Chris Purington, project manager at Tjan’s lab, said he last saw Brown the day before the attack, when both he and Tjan attended a PhD student’s dissertation.

“It didn’t seem like anything was wrong. I didn’t see this coming,” Purington said. “When I heard a grad student did it I really expected it to be somebody I didn’t know.”

He described Brown as businesslike.

Kilho Shin, who also worked in Tjan’s lab, said Brown was quiet and seemed satisfied with Tjan’s oversight.

“I don’t know what exactly happened between them.
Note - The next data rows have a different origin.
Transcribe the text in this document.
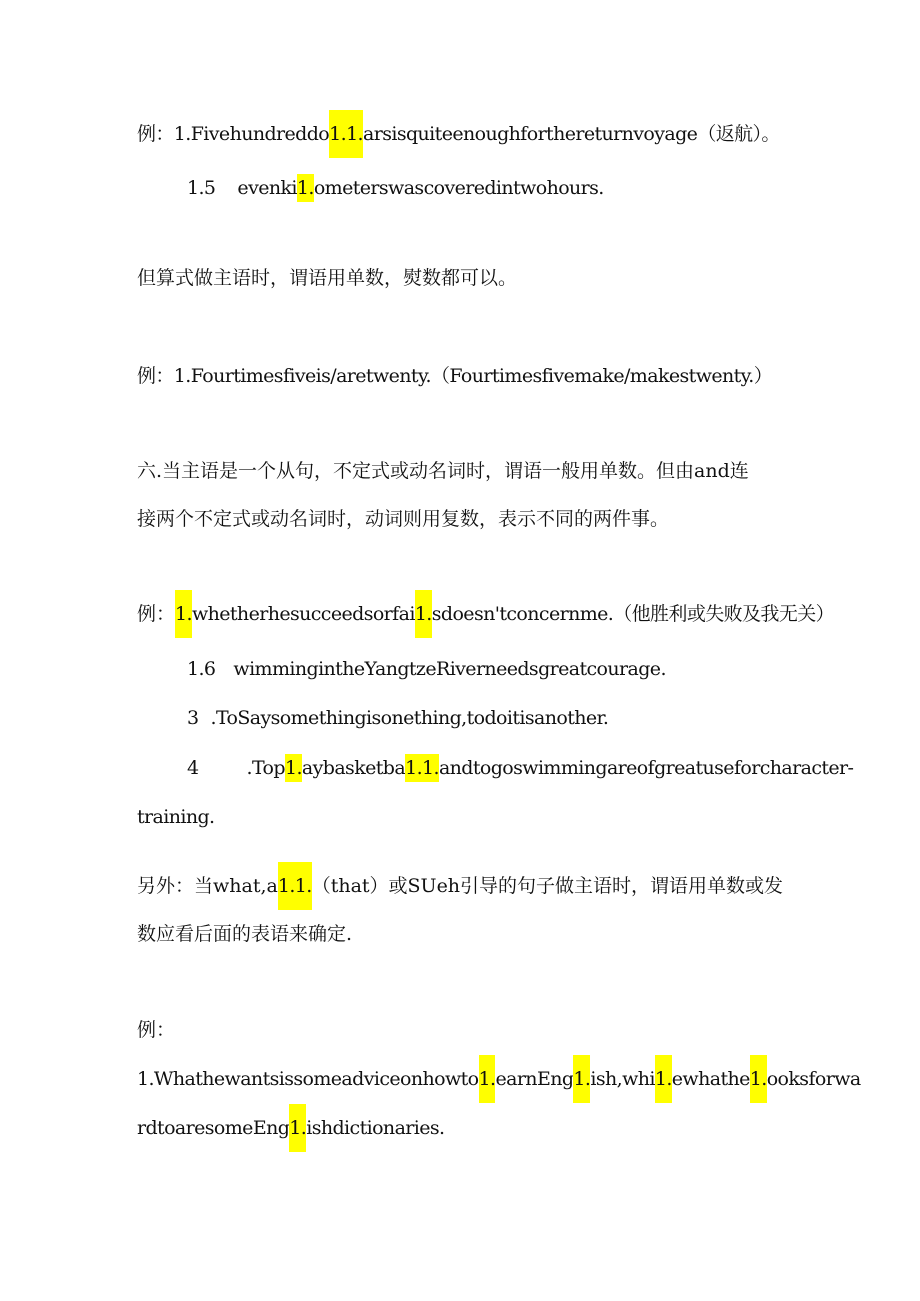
例：1.Fivehundreddo1.1.arsisquiteenoughforthereturnvoyage（返航）。
1.5 evenki1.ometerswascoveredintwohours.
但算式做主语时，谓语用单数，熨数都可以。
例：1.Fourtimesfiveis/aretwenty.（Fourtimesfivemake/makestwenty.）
六.当主语是一个从句，不定式或动名词时，谓语一般用单数。但由and连
接两个不定式或动名词时，动词则用复数，表示不同的两件事。
例：1.whetherhesucceedsorfai1.sdoesn'tconcernme.（他胜利或失败及我无关）
1.6 wimmingintheYangtzeRiverneedsgreatcourage.
3 .ToSaysomethingisonething,todoitisanother.
4	.Top1.aybasketba1.1.andtogoswimmingareofgreatuseforcharacter-
training.
另外：当what,a1.1.（that）或SUeh引导的句子做主语时，谓语用单数或发
数应看后面的表语来确定.
例：
1.Whathewantsissomeadviceonhowto1.earnEng1.ish,whi1.ewhathe1.ooksforwa
rdtoaresomeEng1.ishdictionaries.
But as far as I know, Bosco likes David’s work and David also seemed to be satisfied with his supervising,” Shin said. “Their conversation on research was healthy and constructive.”

Irving Biederman, a neuroscience professor who was Brown’s adviser for a couple months, said he had heard from colleagues that Brown was not doing well in school, though he said he didn’t have first-hand knowledge of the student’s work.

As for Tjan, he said he knew the professor back when he was a student at the University of Minnesota in 1988 and that his death is a huge blow.

“This is the first time I’ve heard of any student having a problem with Bosco; he was universally admired and loved,” Biederman said. “This is almost unfathomable.”

Biederman said Tjan was gentle with students, though he was generous with constructive criticism.

Purington said he never heard of anyone having a problem with Tjan, a married father of one son listed in public records as 50 years old.

“He was somebody who really cared about people. I know he cared about me,” Purington said through tears.

David Clewett, a student in Tjan’s brain-imaging course, said his teacher was “a brilliant scientist and an exceptional person who was always kind, generous with his time, and genuinely cared about his students and colleagues.”

Student Kingson Man said: “He was the one we all went to with the really hard, really technical questions. He was a great scientist and role model.”

Tjan joined USC in 2001, taught in the Dornsife College of Letters, Arts and Sciences, and served as co-director of the Dornsife Cognitive Neuroimaging Center.

The stabbing comes six months after a well-loved professor was fatally shot on the nearby UCLA campus. Authorities believe former student Mainak Sarkar killed his estranged wife in a Minneapolis suburb before driving across the country to Los Angeles and fatally shooting engineering professor William Klug and killing himself on June 1. Klug had helped Sarkar earn his engineering Ph.D. in 2013.